第12章 嵐の文化祭 その5
宗介さんと手を繋いで少しの距離を歩くと、いつもの公園に着いた。
宗介さんが先にベンチに座る。いつもは宗介さんのすぐ隣、身体が触れ合う距離に座るのに、今はほんの少しだけ距離を空けて、私も腰を下ろした。
先週はここで久しぶりに宗介さんと話ができてすごく幸せだったのに・・・いつもここで過ごす時間はとても楽しいのに・・・今はなんでこんな気持ちでここに座っているんだろう。ぎゅっと胸が苦しくなる。

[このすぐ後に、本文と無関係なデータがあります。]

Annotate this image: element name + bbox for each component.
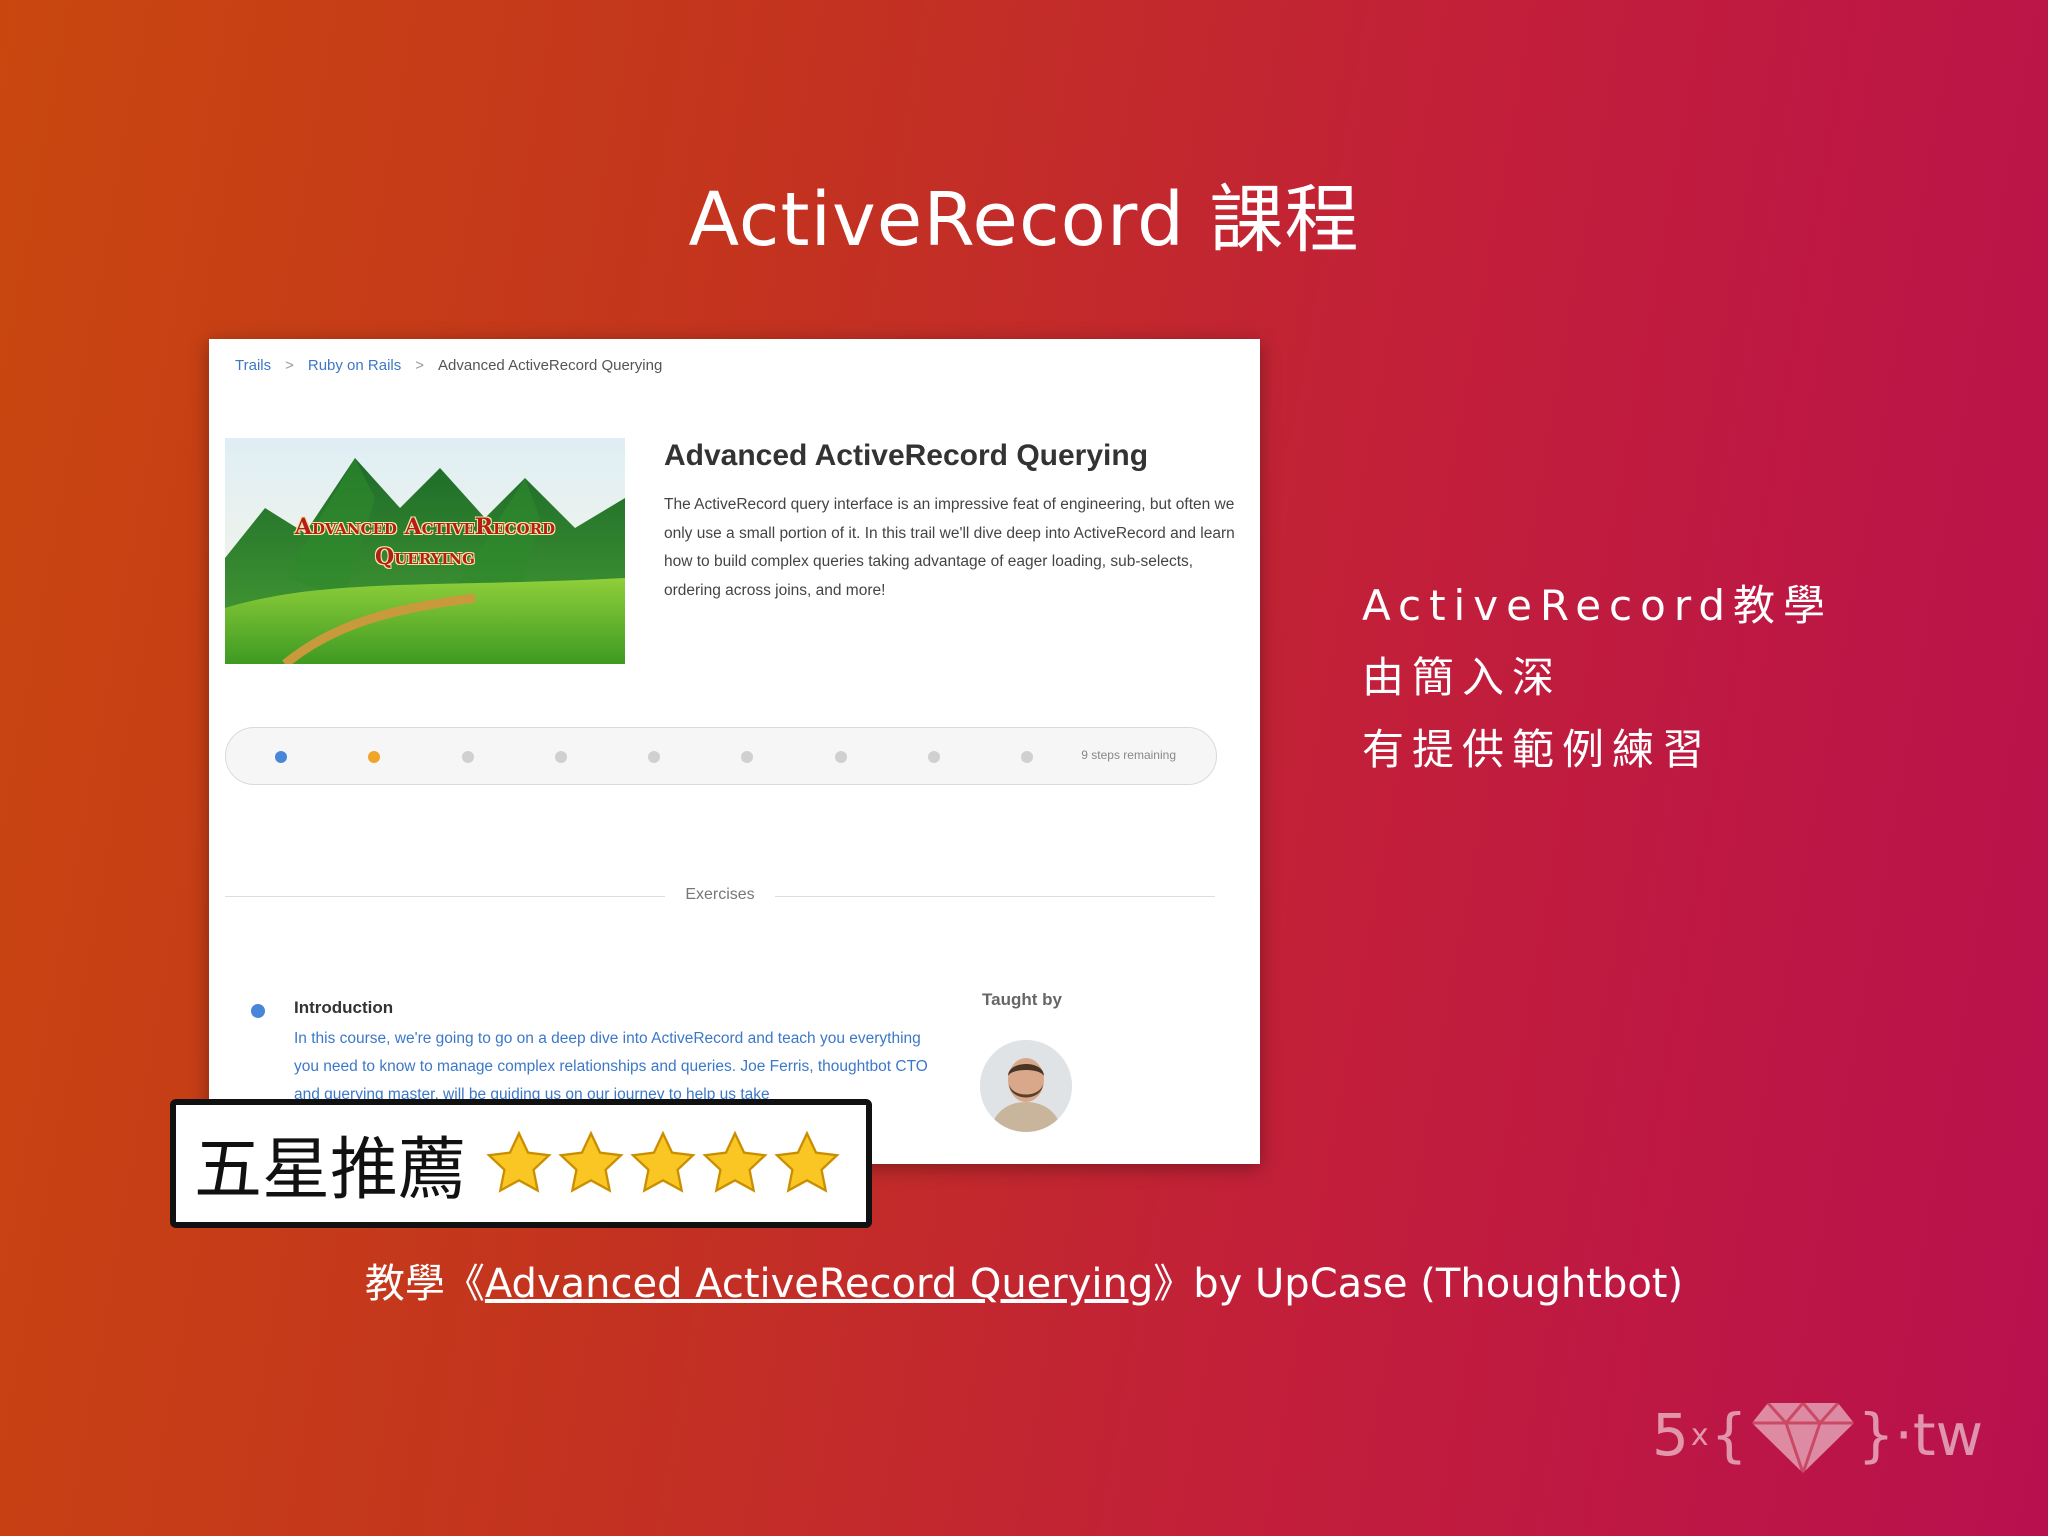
breadcrumb-trails[interactable]: Trails [235,357,271,374]
exercise-title[interactable]: Introduction [294,998,393,1018]
slide-title: ActiveRecord 課程 [688,177,1360,263]
step-dot[interactable] [1021,751,1033,763]
star-icon [558,1130,624,1193]
trail-progress-bar: 9 steps remaining [225,727,1217,785]
slide-caption: 教學《Advanced ActiveRecord Querying》by UpC… [0,1251,2048,1309]
step-dot[interactable] [555,751,567,763]
exercises-heading: Exercises [685,886,755,903]
star-icon [774,1130,840,1193]
star-icon [486,1130,552,1193]
cover-title: Advanced ActiveRecord Querying [294,514,556,570]
breadcrumb-separator: > [415,357,425,374]
site-logo: 5 x { } · tw [1652,1395,1983,1475]
taught-by-label: Taught by [982,990,1062,1009]
star-icon [702,1130,768,1193]
bullet-line: 有提供範例練習 [1362,725,1713,774]
exercise-description[interactable]: In this course, we're going to go on a d… [294,1025,944,1109]
bullet-line: ActiveRecord教學 [1362,581,1834,630]
person-icon [980,1040,1072,1132]
instructor-avatar[interactable] [980,1040,1072,1132]
rating-badge: 五星推薦 [170,1099,872,1228]
bullet-line: 由簡入深 [1362,653,1563,702]
divider [225,896,665,897]
step-dot[interactable] [648,751,660,763]
caption-prefix: 教學《 [364,1261,485,1307]
course-cover-image: Advanced ActiveRecord Querying [225,438,625,664]
course-link[interactable]: Advanced ActiveRecord Querying [485,1261,1153,1307]
rating-label: 五星推薦 [194,1131,467,1210]
step-dot[interactable] [462,751,474,763]
step-dot[interactable] [835,751,847,763]
star-icon [630,1130,696,1193]
caption-suffix: 》by UpCase (Thoughtbot) [1153,1261,1684,1307]
gem-icon [1751,1400,1854,1475]
breadcrumb-ruby-on-rails[interactable]: Ruby on Rails [308,357,401,374]
step-dot[interactable] [928,751,940,763]
steps-remaining: 9 steps remaining [1081,748,1176,762]
divider [775,896,1215,897]
course-title: Advanced ActiveRecord Querying [664,439,1149,472]
breadcrumb: Trails > Ruby on Rails > Advanced Active… [235,357,662,374]
slide-bullet-points: ActiveRecord教學 由簡入深 有提供範例練習 [1362,570,1833,786]
step-dot-current[interactable] [368,751,380,763]
step-dot[interactable] [741,751,753,763]
breadcrumb-current: Advanced ActiveRecord Querying [438,357,663,374]
star-rating [484,1129,842,1199]
step-dot-completed[interactable] [275,751,287,763]
course-description: The ActiveRecord query interface is an i… [664,496,1235,599]
exercise-status-dot [251,1004,265,1018]
breadcrumb-separator: > [285,357,294,374]
course-page-screenshot: Trails > Ruby on Rails > Advanced Active… [209,339,1260,1164]
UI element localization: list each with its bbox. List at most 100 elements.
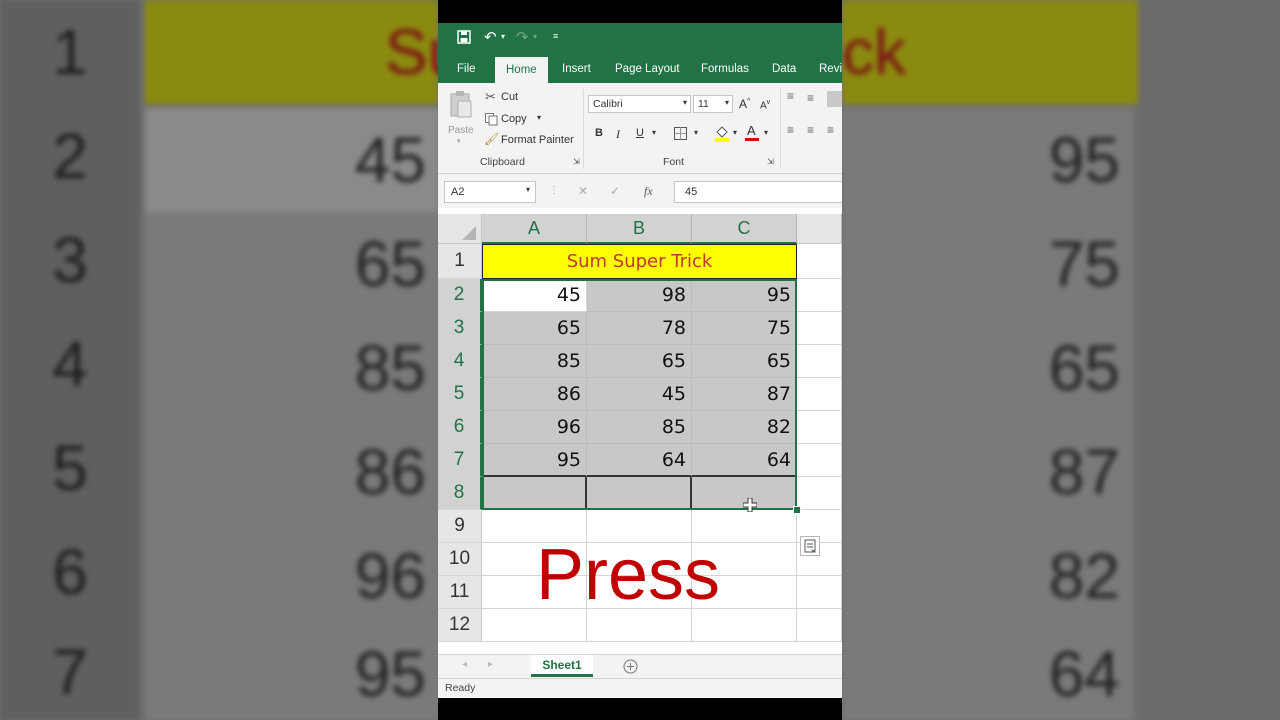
cell[interactable] [797, 477, 842, 510]
name-box[interactable]: A2 ▾ [444, 181, 536, 203]
cell-c5[interactable]: 87 [692, 378, 797, 411]
cell-c4[interactable]: 65 [692, 345, 797, 378]
insert-function-icon[interactable]: fx [644, 184, 653, 199]
font-color-dropdown-icon[interactable]: ▾ [764, 128, 768, 137]
cell-a8[interactable] [482, 477, 587, 510]
cut-button[interactable]: ✂ Cut [484, 89, 564, 107]
row-header[interactable]: 2 [438, 279, 482, 312]
customize-toolbar-icon[interactable]: ≡ [553, 31, 558, 41]
row-header[interactable]: 7 [438, 444, 482, 477]
align-right-icon[interactable]: ≡ [827, 123, 834, 137]
cell-a5[interactable]: 86 [482, 378, 587, 411]
italic-button[interactable]: I [616, 127, 620, 142]
underline-button[interactable]: U [636, 127, 644, 139]
cell[interactable] [797, 345, 842, 378]
row-header[interactable]: 10 [438, 543, 482, 576]
clipboard-launcher-icon[interactable]: ⇲ [573, 157, 580, 166]
scroll-left-icon[interactable]: ◂ [462, 659, 467, 670]
cell-b5[interactable]: 45 [587, 378, 692, 411]
tab-file[interactable]: File [457, 63, 476, 75]
fill-color-dropdown-icon[interactable]: ▾ [733, 128, 737, 137]
align-top-icon[interactable]: ≡ [787, 89, 794, 103]
row-header[interactable]: 4 [438, 345, 482, 378]
cell-b4[interactable]: 65 [587, 345, 692, 378]
row-header[interactable]: 12 [438, 609, 482, 642]
more-options-icon: ⋮ [549, 185, 559, 196]
row-header[interactable]: 6 [438, 411, 482, 444]
column-header-d[interactable] [797, 214, 842, 244]
row-header[interactable]: 8 [438, 477, 482, 510]
row-header[interactable]: 1 [438, 244, 482, 279]
cell-c3[interactable]: 75 [692, 312, 797, 345]
align-center-icon[interactable]: ≡ [807, 123, 814, 137]
borders-dropdown-icon[interactable]: ▾ [694, 128, 698, 137]
column-header-a[interactable]: A [482, 214, 587, 244]
cell-c2[interactable]: 95 [692, 279, 797, 312]
bg-right-value: 87 [842, 420, 1134, 524]
row-header[interactable]: 11 [438, 576, 482, 609]
press-overlay-text: Press [536, 535, 721, 615]
undo-dropdown-icon[interactable]: ▾ [501, 32, 505, 41]
cell-b7[interactable]: 64 [587, 444, 692, 477]
font-color-button[interactable]: A [745, 123, 759, 141]
cell[interactable] [797, 378, 842, 411]
scroll-right-icon[interactable]: ▸ [488, 659, 493, 670]
cell-b2[interactable]: 98 [587, 279, 692, 312]
copy-button[interactable]: Copy ▾ [484, 111, 564, 129]
cell-a4[interactable]: 85 [482, 345, 587, 378]
font-launcher-icon[interactable]: ⇲ [767, 157, 774, 166]
cell[interactable] [797, 444, 842, 477]
format-painter-button[interactable]: 🖌 Format Painter [484, 132, 579, 150]
align-left-icon[interactable]: ≡ [787, 123, 794, 137]
add-sheet-icon[interactable] [623, 659, 638, 679]
cell[interactable] [797, 609, 842, 642]
select-all-corner[interactable] [438, 214, 482, 244]
fill-handle[interactable] [793, 506, 801, 514]
column-header-b[interactable]: B [587, 214, 692, 244]
cell-a7[interactable]: 95 [482, 444, 587, 477]
borders-icon[interactable] [674, 127, 687, 145]
shrink-font-button[interactable]: Av [760, 99, 770, 111]
tab-formulas[interactable]: Formulas [701, 63, 749, 75]
cell-c7[interactable]: 64 [692, 444, 797, 477]
sheet-tab[interactable]: Sheet1 [531, 655, 593, 677]
paste-button[interactable]: Paste ▾ [447, 89, 475, 145]
cancel-icon[interactable]: ✕ [578, 184, 588, 198]
save-icon[interactable] [457, 30, 471, 48]
quick-analysis-icon[interactable] [800, 536, 820, 556]
align-middle-icon[interactable]: ≡ [807, 91, 814, 105]
row-header[interactable]: 5 [438, 378, 482, 411]
copy-dropdown-icon: ▾ [537, 113, 542, 122]
cell-b3[interactable]: 78 [587, 312, 692, 345]
title-cell[interactable]: Sum Super Trick [482, 244, 797, 279]
grow-font-button[interactable]: A^ [739, 97, 750, 111]
enter-icon[interactable]: ✓ [610, 184, 620, 198]
tab-page-layout[interactable]: Page Layout [615, 63, 680, 75]
cell[interactable] [797, 576, 842, 609]
row-header[interactable]: 3 [438, 312, 482, 345]
tab-home[interactable]: Home [495, 57, 548, 83]
tab-insert[interactable]: Insert [562, 63, 591, 75]
align-bottom-icon[interactable] [827, 91, 842, 107]
cell-c6[interactable]: 82 [692, 411, 797, 444]
row-header[interactable]: 9 [438, 510, 482, 543]
cell[interactable] [797, 244, 842, 279]
cell-a6[interactable]: 96 [482, 411, 587, 444]
cell-b8[interactable] [587, 477, 692, 510]
formula-input[interactable]: 45 [674, 181, 842, 203]
font-size-select[interactable]: 11 ▾ [693, 95, 733, 113]
cell-a3[interactable]: 65 [482, 312, 587, 345]
column-header-c[interactable]: C [692, 214, 797, 244]
cell[interactable] [797, 312, 842, 345]
cell-b6[interactable]: 85 [587, 411, 692, 444]
undo-icon[interactable]: ↶ [484, 28, 497, 46]
tab-data[interactable]: Data [772, 63, 796, 75]
font-name-select[interactable]: Calibri ▾ [588, 95, 691, 113]
cell-a2[interactable]: 45 [482, 279, 587, 312]
cell[interactable] [797, 411, 842, 444]
cell[interactable] [797, 279, 842, 312]
bold-button[interactable]: B [595, 127, 603, 139]
tab-review[interactable]: Revi [819, 63, 842, 75]
fill-color-icon[interactable] [714, 124, 730, 147]
underline-dropdown-icon[interactable]: ▾ [652, 128, 656, 137]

「お前も色々言いたいことあるかもしんねえけど・・・まず、俺の話を聞いてくれ」
「・・・・・・はい」
静かな公園に宗介さんの低い声が響く。
・・・本当は話なんて聞きたくない。宗介さんとあの女の人とのことなんて・・・
でも、これで宗介さんとおしまいになってしまうことの方がもっと嫌だ。
だから私は宗介さんに気付かれないように小さく深呼吸すると、覚悟を決めた。
宗介さんが言うには、宗介さんが高1の秋ぐらいに、あの人の方から声をかけられてつきあい始めたらしい。私が見たままの大人っぽい印象の通り、歳は宗介さんの一個上とのことだった。
「・・・多分、何もなければ俺もあいつに応じなかったと思う」
「・・・『何も』って?」
ここまで黙って話を聞いていたけど、急に宗介さんがどこか遠くを見つめるような瞳をして、気になった私は聞いてみた。
「・・・ちょうどあの時、肩壊したばっかで・・・リハビリもうまくいかないことが多くて・・・なんか・・・逃げ場、探してたのかもな」
「っ・・・・・・」
宗介さんが笑っているんだけど、泣きそうな顔になって、私は地方大会の日に宗介さんから聞いた話を思い出した。同時に呼吸が止まってしまうぐらいに胸が苦しくなった。
「・・・言い訳じみて聞こえるかもしんねえけど・・・あいつとは今のヒカリとの関係みたいな、そんな感じじゃなかった・・・」
「・・・えっと・・・どんな?」
私には宗介さんの言っていることが理解できない。つきあってた、って言うんだから、甘くてくすぐったくなるような、そんな関係しか私には想像できない。